Ins Choi is an actor and a playwright who was born in Korea, grew up in Scarborough and now resides in Toronto with his lovely wife and their two kids. His play Kim’s Convenience, which won the Best New Play award and the Patron’s Pick at this summer’s Toronto Fringe festival will launch soulpepper’s 2012 season this January.
Other theatre credits include: A Midsummer Night’s Dream, Death of a Salesman, Window on Toronto, The Cherry Orchard, Oh What a Lovely War (Dora-nomination, soulpepper); Lady in the Red Dress (fu-GEN—Dora nomination); Hamlet, Taming of the Shrew, The Odyssey(Stratford); Banana Boys (fu-GEN—Dora nomination); The Comedy of Errors (CanStage); Hongbu and Nolbu and the Magic Pumpkins (YPT).
Upcoming: (re)birth: ee cummings in song (Global Cabaret Festival), Enter the Shadow: the life of a b-boy (Harbourfront Centre), 2000Candles (the Arts Engine), Kim’s Convenience (soulpepper).
Cherie Dimaline is the writer-in-residence for First Nations House at the University of Toronto. Her first book, Red Rooms, was published in 2007.
Her work appears in two 2011 McGraw-Hill Ryerson texts; an anthology of love stories called Zaagidiwin (Ningwakwe Press); in a limited edition volume of gothic stories about Toronto produced for the 2009 Luminato Festival (Diaspora Dialogues) and will be featured in several upcoming collections including Exotic Gothic 4 (PS Publishing) and a book of traditional Metis Rogarou tales (University of Alberta).
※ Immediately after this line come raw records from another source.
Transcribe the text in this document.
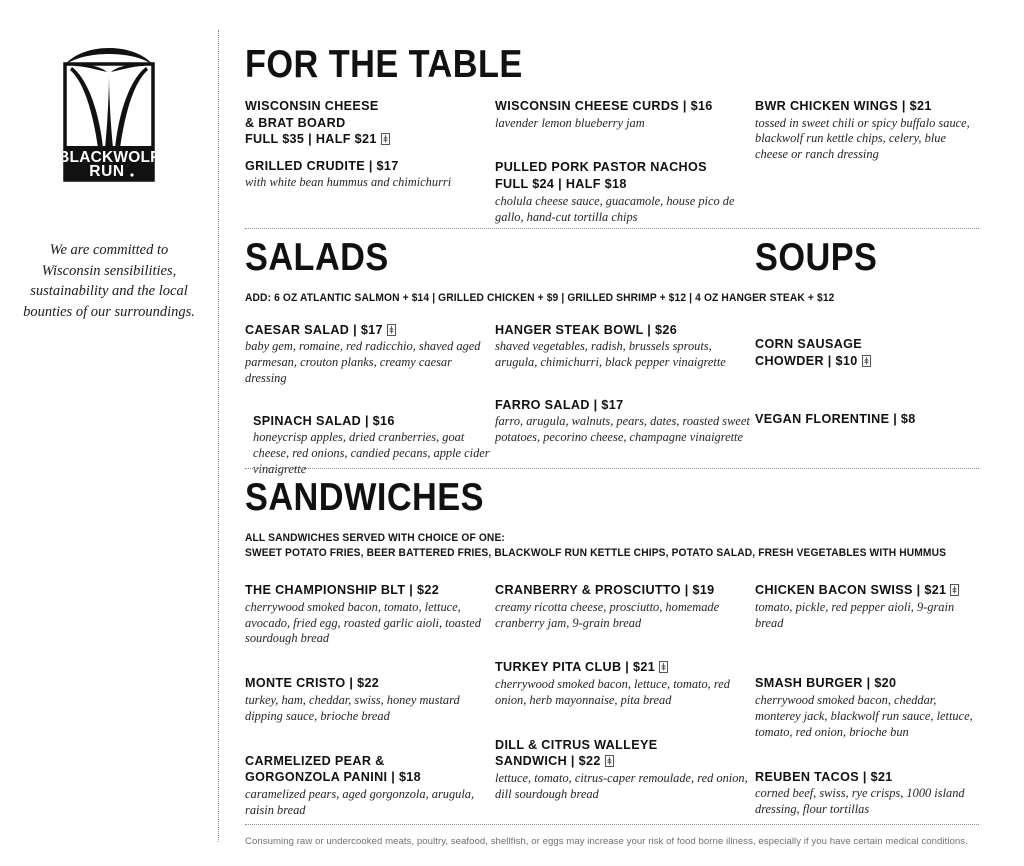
BLACKWOLF
RUN
We are committed to Wisconsin sensibilities, sustainability and the local bounties of our surroundings.
FOR THE TABLE

WISCONSIN CHEESE
& BRAT BOARD
FULL $35 | HALF $21

GRILLED CRUDITE | $17

with white bean hummus and chimichurri

WISCONSIN CHEESE CURDS | $16

lavender lemon blueberry jam

PULLED PORK PASTOR NACHOS
FULL $24 | HALF $18

cholula cheese sauce, guacamole, house pico de gallo, hand-cut tortilla chips

BWR CHICKEN WINGS | $21

tossed in sweet chili or spicy buffalo sauce, blackwolf run kettle chips, celery, blue cheese or ranch dressing

SALADS

ADD: 6 OZ ATLANTIC SALMON + $14 | GRILLED CHICKEN + $9 | GRILLED SHRIMP + $12 | 4 OZ HANGER STEAK + $12

CAESAR SALAD | $17

baby gem, romaine, red radicchio, shaved aged parmesan, crouton planks, creamy caesar dressing

SPINACH SALAD | $16

honeycrisp apples, dried cranberries, goat cheese, red onions, candied pecans, apple cider vinaigrette

HANGER STEAK BOWL | $26

shaved vegetables, radish, brussels sprouts, arugula, chimichurri, black pepper vinaigrette

FARRO SALAD | $17

farro, arugula, walnuts, pears, dates, roasted sweet potatoes, pecorino cheese, champagne vinaigrette

SOUPS

CORN SAUSAGE
CHOWDER | $10

VEGAN FLORENTINE | $8

SANDWICHES

ALL SANDWICHES SERVED WITH CHOICE OF ONE:

SWEET POTATO FRIES, BEER BATTERED FRIES, BLACKWOLF RUN KETTLE CHIPS, POTATO SALAD, FRESH VEGETABLES WITH HUMMUS

THE CHAMPIONSHIP BLT | $22

cherrywood smoked bacon, tomato, lettuce, avocado, fried egg, roasted garlic aioli, toasted sourdough bread

MONTE CRISTO | $22

turkey, ham, cheddar, swiss, honey mustard dipping sauce, brioche bread

CARMELIZED PEAR &
GORGONZOLA PANINI | $18

caramelized pears, aged gorgonzola, arugula, raisin bread

CRANBERRY & PROSCIUTTO | $19

creamy ricotta cheese, prosciutto, homemade cranberry jam, 9-grain bread

TURKEY PITA CLUB | $21

cherrywood smoked bacon, lettuce, tomato, red onion, herb mayonnaise, pita bread

DILL & CITRUS WALLEYE
SANDWICH | $22

lettuce, tomato, citrus-caper remoulade, red onion, dill sourdough bread

CHICKEN BACON SWISS | $21

tomato, pickle, red pepper aioli, 9-grain bread

SMASH BURGER | $20

cherrywood smoked bacon, cheddar, monterey jack, blackwolf run sauce, lettuce, tomato, red onion, brioche bun

REUBEN TACOS | $21

corned beef, swiss, rye crisps, 1000 island dressing, flour tortillas

Consuming raw or undercooked meats, poultry, seafood, shellfish, or eggs may increase your risk of food borne illness, especially if you have certain medical conditions.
In 2010, she published Seven Gifts for Cedar, a children’s book geared towards Aboriginal family literacy. Her novel The Girl Who Grew a Galaxy will be published in 2012 by Theytus Books.
Cherie and her husband live in Toronto where she is the editor of First Nations House Magazine and a member of the founding editorial board for Muskrat Magazine, an online indigenous publication.
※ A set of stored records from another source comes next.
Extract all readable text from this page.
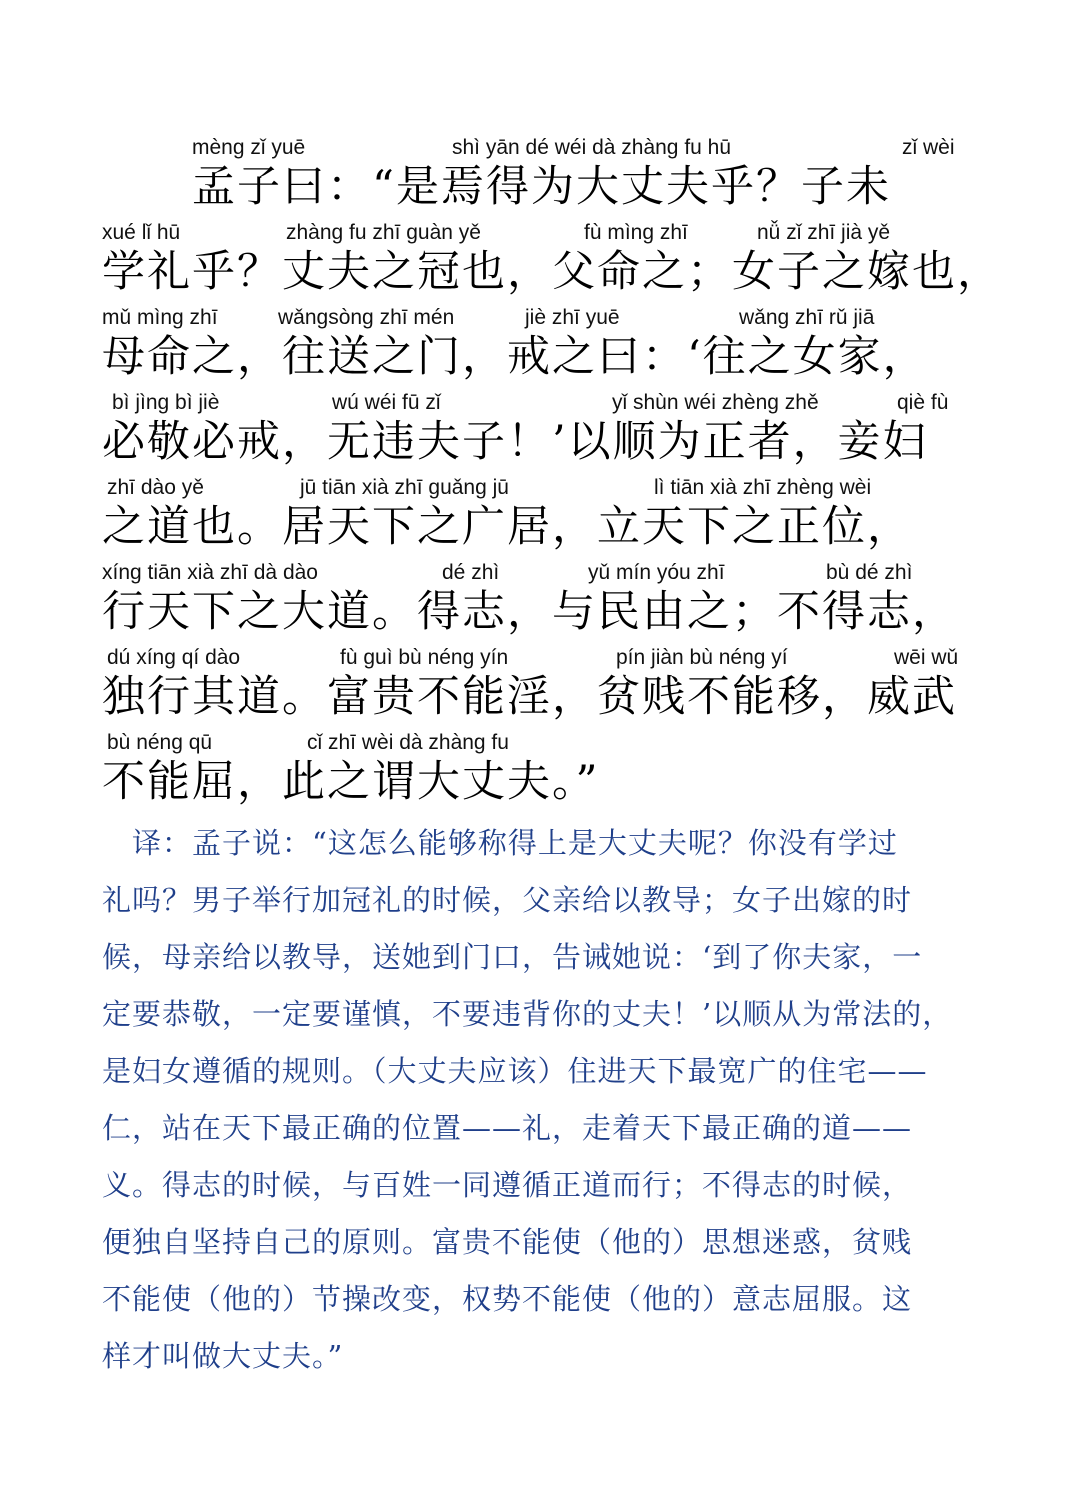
mèng zǐ yuē	shì yān dé wéi dà zhàng fu hū	zǐ wèi
　　孟子曰：“是焉得为大丈夫乎？子未
xué lǐ hū	zhàng fu zhī guàn yě	fù mìng zhī	nǚ zǐ zhī jià yě
学礼乎？丈夫之冠也，父命之；女子之嫁也，
mǔ mìng zhī	wǎngsòng zhī mén	jiè zhī yuē	wǎng zhī rǔ jiā
母命之，往送之门，戒之曰：‘往之女家，
bì jìng bì jiè	wú wéi fū zǐ	yǐ shùn wéi zhèng zhě	qiè fù
必敬必戒，无违夫子！’以顺为正者，妾妇
zhī dào yě	jū tiān xià zhī guǎng jū	lì tiān xià zhī zhèng wèi
之道也。居天下之广居，立天下之正位，
xíng tiān xià zhī dà dào	dé zhì	yǔ mín yóu zhī	bù dé zhì
行天下之大道。得志，与民由之；不得志，
dú xíng qí dào	fù guì bù néng yín	pín jiàn bù néng yí	wēi wǔ
独行其道。富贵不能淫，贫贱不能移，威武
bù néng qū	cǐ zhī wèi dà zhàng fu
不能屈，此之谓大丈夫。”
　译：孟子说：“这怎么能够称得上是大丈夫呢？你没有学过
礼吗？男子举行加冠礼的时候，父亲给以教导；女子出嫁的时
候，母亲给以教导，送她到门口，告诫她说：‘到了你夫家，一
定要恭敬，一定要谨慎，不要违背你的丈夫！’以顺从为常法的，
是妇女遵循的规则。（大丈夫应该）住进天下最宽广的住宅——
仁，站在天下最正确的位置——礼，走着天下最正确的道——
义。得志的时候，与百姓一同遵循正道而行；不得志的时候，
便独自坚持自己的原则。富贵不能使（他的）思想迷惑，贫贱
不能使（他的）节操改变，权势不能使（他的）意志屈服。这
样才叫做大丈夫。”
Kate Taylor is a feature writer in the Globe and Mail’s Arts section, writing on cultural affairs.
Born in France and raised in Ottawa, Kate studied history and art history at the University of Toronto before completing a Masters in Journalism at the University of Western Ontario in London, Ontario.
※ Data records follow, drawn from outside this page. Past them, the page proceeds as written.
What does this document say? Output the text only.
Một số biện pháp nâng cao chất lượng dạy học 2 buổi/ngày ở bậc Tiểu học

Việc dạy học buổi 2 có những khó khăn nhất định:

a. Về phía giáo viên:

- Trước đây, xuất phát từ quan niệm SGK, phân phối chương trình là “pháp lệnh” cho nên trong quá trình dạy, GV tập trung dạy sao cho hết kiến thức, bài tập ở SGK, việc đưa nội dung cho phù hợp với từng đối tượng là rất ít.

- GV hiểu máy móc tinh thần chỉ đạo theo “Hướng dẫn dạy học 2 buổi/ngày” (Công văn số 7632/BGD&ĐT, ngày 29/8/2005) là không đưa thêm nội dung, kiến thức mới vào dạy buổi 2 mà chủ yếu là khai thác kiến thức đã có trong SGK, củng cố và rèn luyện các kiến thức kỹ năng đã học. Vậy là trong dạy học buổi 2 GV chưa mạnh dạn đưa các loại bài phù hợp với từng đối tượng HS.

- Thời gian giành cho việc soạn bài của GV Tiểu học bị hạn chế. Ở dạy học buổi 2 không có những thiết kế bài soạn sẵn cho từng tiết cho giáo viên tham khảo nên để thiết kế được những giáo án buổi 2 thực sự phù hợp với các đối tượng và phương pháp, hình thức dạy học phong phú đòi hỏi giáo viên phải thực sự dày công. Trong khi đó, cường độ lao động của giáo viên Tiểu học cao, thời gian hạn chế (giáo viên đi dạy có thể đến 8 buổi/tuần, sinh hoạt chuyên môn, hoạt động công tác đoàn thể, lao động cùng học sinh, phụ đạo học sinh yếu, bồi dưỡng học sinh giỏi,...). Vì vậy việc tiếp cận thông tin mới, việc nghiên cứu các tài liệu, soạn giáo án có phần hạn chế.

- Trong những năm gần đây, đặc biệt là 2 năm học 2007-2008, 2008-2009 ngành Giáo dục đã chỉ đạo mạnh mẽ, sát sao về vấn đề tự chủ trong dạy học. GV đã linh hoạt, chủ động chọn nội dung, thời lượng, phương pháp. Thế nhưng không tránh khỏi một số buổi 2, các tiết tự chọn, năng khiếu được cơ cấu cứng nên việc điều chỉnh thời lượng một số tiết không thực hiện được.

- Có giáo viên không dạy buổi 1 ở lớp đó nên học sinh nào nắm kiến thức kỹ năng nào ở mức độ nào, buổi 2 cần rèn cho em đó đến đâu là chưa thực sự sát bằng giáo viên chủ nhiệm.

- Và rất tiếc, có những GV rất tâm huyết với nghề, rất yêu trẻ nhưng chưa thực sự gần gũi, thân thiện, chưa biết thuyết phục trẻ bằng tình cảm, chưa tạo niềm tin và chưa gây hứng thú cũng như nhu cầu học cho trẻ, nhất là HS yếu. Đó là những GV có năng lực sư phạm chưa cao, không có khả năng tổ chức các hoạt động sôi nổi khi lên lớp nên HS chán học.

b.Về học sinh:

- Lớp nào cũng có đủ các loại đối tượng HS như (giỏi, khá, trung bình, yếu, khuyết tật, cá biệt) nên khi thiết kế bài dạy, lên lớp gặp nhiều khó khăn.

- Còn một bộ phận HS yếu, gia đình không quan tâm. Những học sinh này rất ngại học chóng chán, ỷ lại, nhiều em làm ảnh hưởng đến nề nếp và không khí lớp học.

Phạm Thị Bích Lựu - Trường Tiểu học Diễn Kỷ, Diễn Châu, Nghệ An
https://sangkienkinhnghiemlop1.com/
She is also a prize-winning novelist. Her critically acclaimed 2003 novel Madame Proust and the Kosher Kitchen won the City of Toronto Book Award and was a regional winner of the Commonwealth Writers Prize, taking the award for best first novel in Canada and the Caribbean. Her 2010 novel A Man in Uniform was nominated for the Ontario Library Association’s Evergreen Award.
In 2009-2010, Kate served as the Atkinson Fellow, researching Canadian cultural sovereignty in the digital age for a series of articles that appeared in the Toronto Star.